(Forwarding to users list, free support is public)
Begin forwarded message:
From: Hannes Mühleisen
Subject: Re: Monetdb-R integration Date: 19 Jun 2015 10:12:48 CEST To: imad hajj chahine Cc: Dimitar Nedev I am running attached script, which I pieced together from your emails. This does not run, it produces the following error:
Error running R expression. Error message: Error in t.test.formula(arg1 ~ arg2) : grouping factor must have exactly 2 levels Calls: as.data.frame -> <Anonymous> -> t.test -> t.test.formula
In general, for aggregations, the R code needs to return a vector with a single entry for each group.
Best,
Hannes
On 19 Jun 2015, at 09:44, imad hajj chahine
wrote: Thanks, if you need more information from my side let me know.
Also can you answer me on the following when i use 2 functions one to retrieve Pvalue and one for the stat value: Am I doing the correct way to retrieve the stat and p-value, is the ttest get executed twice in this case? is there a more optimal way where i can retrieve both information.

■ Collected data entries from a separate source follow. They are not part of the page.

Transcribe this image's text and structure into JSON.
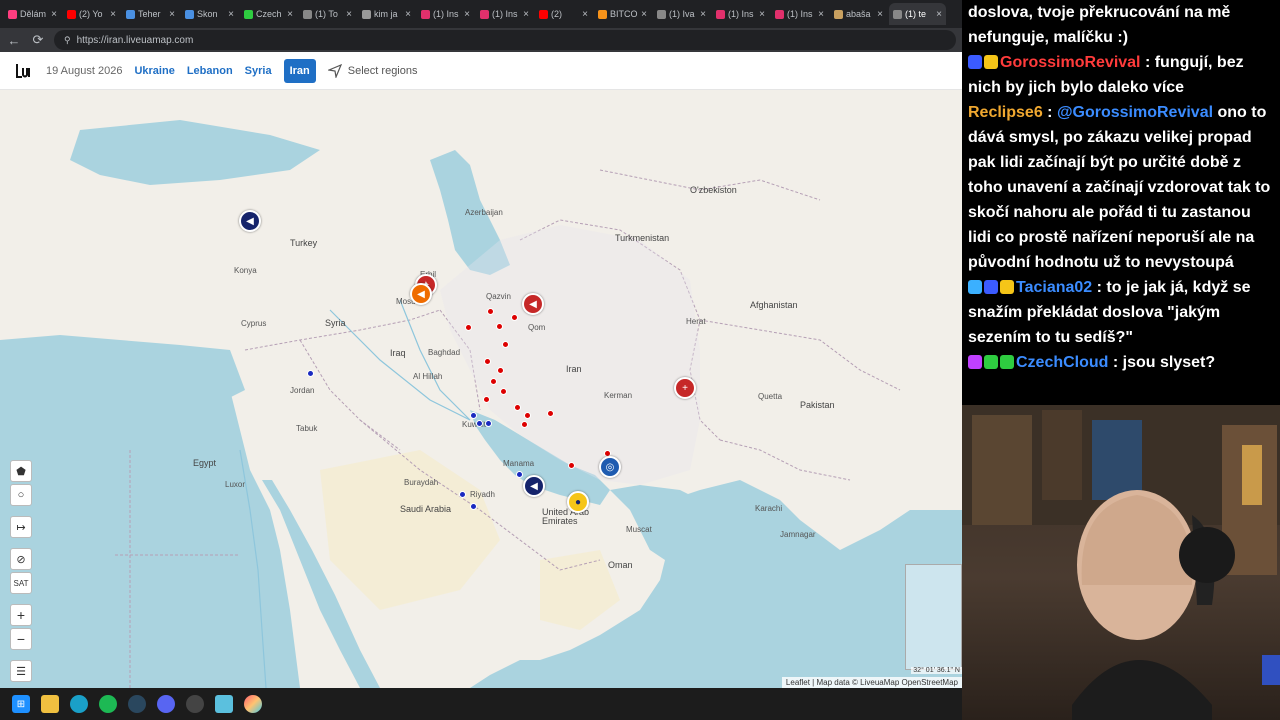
{
  "browser": {
    "tabs": [
      {
        "title": "Dělám",
        "color": "#ff3d7f",
        "active": false
      },
      {
        "title": "(2) Yo",
        "color": "#ff0000",
        "active": false
      },
      {
        "title": "Teher",
        "color": "#4a90e2",
        "active": false
      },
      {
        "title": "Skon",
        "color": "#4a90e2",
        "active": false
      },
      {
        "title": "Czech",
        "color": "#2ecc40",
        "active": false
      },
      {
        "title": "(1) To",
        "color": "#888888",
        "active": false
      },
      {
        "title": "kim ja",
        "color": "#999999",
        "active": false
      },
      {
        "title": "(1) Ins",
        "color": "#e1306c",
        "active": false
      },
      {
        "title": "(1) Ins",
        "color": "#e1306c",
        "active": false
      },
      {
        "title": "(2)",
        "color": "#ff0000",
        "active": false
      },
      {
        "title": "BITCO",
        "color": "#f7931a",
        "active": false
      },
      {
        "title": "(1) Iva",
        "color": "#888888",
        "active": false
      },
      {
        "title": "(1) Ins",
        "color": "#e1306c",
        "active": false
      },
      {
        "title": "(1) Ins",
        "color": "#e1306c",
        "active": false
      },
      {
        "title": "abaša",
        "color": "#c8a060",
        "active": false
      },
      {
        "title": "(1) te",
        "color": "#888888",
        "active": true
      }
    ],
    "url": "https://iran.liveuamap.com"
  },
  "header": {
    "date": "19 August 2026",
    "regions": [
      "Ukraine",
      "Lebanon",
      "Syria",
      "Iran"
    ],
    "active_region": "Iran",
    "select_regions": "Select regions"
  },
  "map": {
    "labels": {
      "turkey": "Turkey",
      "syria": "Syria",
      "iraq": "Iraq",
      "iran": "Iran",
      "saudi": "Saudi Arabia",
      "egypt": "Egypt",
      "oman": "Oman",
      "uae": "United Arab Emirates",
      "pakistan": "Pakistan",
      "afghanistan": "Afghanistan",
      "turkmenistan": "Turkmenistan",
      "uzbekistan": "O'zbekiston",
      "jordan": "Jordan",
      "cyprus": "Cyprus",
      "kuwait": "Kuwait",
      "azerbaijan": "Azerbaijan",
      "baghdad": "Baghdad",
      "qom": "Qom",
      "muscat": "Muscat",
      "kerman": "Kerman",
      "herat": "Herat",
      "quetta": "Quetta",
      "karachi": "Karachi",
      "riyadh": "Riyadh",
      "mosul": "Mosul",
      "konya": "Konya",
      "luxor": "Luxor",
      "manama": "Manama",
      "buraydah": "Buraydah",
      "jamnagar": "Jamnagar",
      "tabuk": "Tabuk",
      "al_hillah": "Al Hillah",
      "erbil": "Erbil",
      "qazvin": "Qazvin"
    },
    "attribution": "Leaflet | Map data © LiveuaMap OpenStreetMap",
    "coords": "32° 01' 36.1\" N",
    "controls": {
      "sat": "SAT",
      "zoom_in": "+",
      "zoom_out": "−"
    }
  },
  "chat": {
    "messages": [
      {
        "user": "",
        "user_color": "#ffffff",
        "text": "doslova, tvoje překrucování na mě nefunguje, malíčku :)"
      },
      {
        "user": "GorossimoRevival",
        "user_color": "#ff3b3b",
        "text": " : fungují, bez nich by jich bylo daleko více"
      },
      {
        "user": "Reclipse6",
        "user_color": "#f0a830",
        "text": " : @GorossimoRevival ono to dává smysl, po zákazu velikej propad pak lidi začínají být po určité době z toho unavení a začínají vzdorovat tak to skočí nahoru ale pořád ti tu zastanou lidi co prostě nařízení neporuší ale na původní hodnotu už to nevystoupá"
      },
      {
        "user": "Taciana02",
        "user_color": "#3b8cff",
        "text": " : to je jak já, když se snažím překládat doslova \"jakým sezením to tu sedíš?\""
      },
      {
        "user": "CzechCloud",
        "user_color": "#3b8cff",
        "text": " : jsou slyset?"
      }
    ],
    "mention": "@GorossimoRevival"
  }
}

On Fri, Jun 19, 2015 at 10:39 AM, Hannes Mühleisen
wrote: Looking into this at the moment. On 16 Jun 2015, at 09:56, Dimitar Nedev
wrote: Hannes, do you know if the STD_DEV is the issue there or if the queries should actually yield different results?
Dimitar
On 2015-Jun-15, at 13:28 , imad hajj chahine
wrote: Hi,
Shouldn't we have the same result from running the first query and the second query? after all its an aggregate function and should return the test for each group.
I checked that monetdb had problem with running group by with statistics functions like STD_DEV, are these 2 issues related?
Thank you.
On Mon, Jun 15, 2015 at 1:52 PM, Dimitar Nedev
wrote: Hi Imad, Here is the output I got from running the queries. Note, this might not be entirely representative since I did clean-up some data before loading it.
sql>select "2-Age", "tone"."ttest2"("9-Score",6.08963) from "tone"."Marketing_Loyalty_4700298d-9862-40b3-9028-b0f15dab9dea" where "2-Age" is not null group by "2-Age"; +---------+--------------------------+ | 2-Age | L1 | +=========+==========================+ | [10-20] | 0.89311103869734754 | +---------+--------------------------+ 3 tuples (3.218ms)
sql>select '[10-20]' as "2-Age","tone"."ttest2"("9-Score",6.08963) from "tone"."Marketing_Loyalty_4700298d-9862-40b3-9028-b0f15dab9dea" where "2-Age" = '[10-20]' more>union all more>select '[21-30]' as "2-Age","tone"."ttest2"("9-Score",6.08963) from "tone"."Marketing_Loyalty_4700298d-9862-40b3-9028-b0f15dab9dea" where "2-Age" = '[21-30]' more>union all more>select '[> 30]' as "2-Age","tone"."ttest2"("9-Score",6.08963) from "tone"."Marketing_Loyalty_4700298d-9862-40b3-9028-b0f15dab9dea" where "2-Age" = '> 30'; +---------+--------------------------+ | 2-Age | L1 | +=========+==========================+ | [10-20] | 0.14150742355349472 | | [21-30] | 0.32872830865003566 | | [> 30] | 0.37127075363219841 | +---------+--------------------------+ 3 tuples (8.825ms)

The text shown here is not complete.